A FEW WEEKS after checking out the Chicago Girls Run It website, I’m at my first volunteer session, where I meet their program director as well as their communications director. As we introduce ourselves and chitchat, I tell them how I’m excited because I always found community outreach to be the best part of doing public relations, and they’re equally excited by my PR background. Our conversation makes me realize that the whole time I was over at PR Worldwide, my tribe was out here. And while I don’t want to seem too forward since I’ve only officially volunteered as a running buddy, I offer any pro bono services or advice they may need in this regard.
The girl I’m partnered with for running is ten-year-old Gabriela. Since I’ve come on midseason and am replacing the previous volunteer who had to opt out because of recurring tendonitis, I’m a little nervous.
She’s kind of a big kid for her age and I would have guessed she was in junior high by her height. As someone who surpassed everyone’s height in my class at her age, I can relate.
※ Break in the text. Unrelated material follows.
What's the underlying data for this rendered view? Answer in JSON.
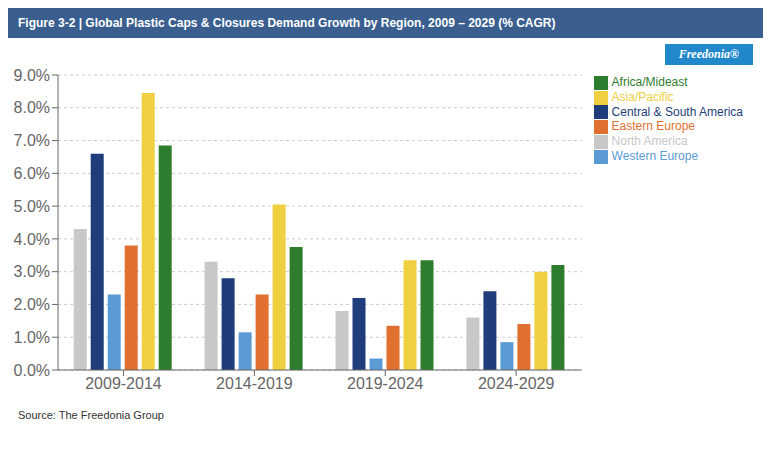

And although she stands out the most in her age group, she’s also the most shy. I’m a little out of practice with kids, but to break the ice I ask her where she goes to school and how long she’s been running. I also explain how it’s my first day and Gabriela promises to take care of me. And, this? This is why kids are awesome.
She’s new to running, and so we take everything at her pace, which is fairly slow and conducive to conversation.
“So what made you join Girls Run It?” I ask Gabriela.
“My mom.” She rolls her eyes and says this in a tone I instantly recognize and relate to.
I laugh sympathetically. “I see. And, so, why did she want you to join?”
“She thinks I spend too much time on the computer. She thinks I need to get outside more and get some exercise.” She’s breathing a little hard and pauses before continuing. “She doesn’t understand that I spend so much time on the computer because when I grow up I want to be a software engineer.”
“A software engineer! That’s great! I take it you’re good with math and coding.”
“Yeah. And I want to do something cool. Like make games or something that people love.”
“So, then, are you liking Girls Run It? Or would you rather be at home on your computer?” I shoot her a sly smile that she returns.
“It’s fine. I like the other girls, and I really like that it gets my mom off my back so I can spend the rest of the weekend on my computer without her saying anything.” She grins at me.
“Ha! I get it.”
As we practice, she tells me more about her family (it’s just her and her mother) and why her mother thought she would like this program to meet other kids outside of her school. By the end of our first run, I feel like Gabriela and I are going to be great friends.
Filled with adrenaline, I run straight from the park to The Cauldron without stopping at home to change. The first person I want to tell about my morning is Eric, not Jordan. I tell myself it’s because Eric was with me when I saw the group, but I know that it’s more than that. I find myself wanting to tell Eric everything first about everything, which is easy since I see him every day in the coffeehouse. We’ve also started doing a weekly morning run on Tuesdays and he’s invited me to check out his CrossFit box. I thought I was fit, and then I tried CrossFit and could barely lift my arms for a week afterwards. We’ve had dinner in the neighborhood a couple times, and I’ve brought him my healthy leftovers for lunch, and I’ve tried his new healthy bakery items to give him my opinion. It’s gotten to the point where Brian will joke when I walk through the door, “Eric, your girlfriend is here,” and I secretly like it. But, fortunately or unfortunately, everything has remained platonic between us.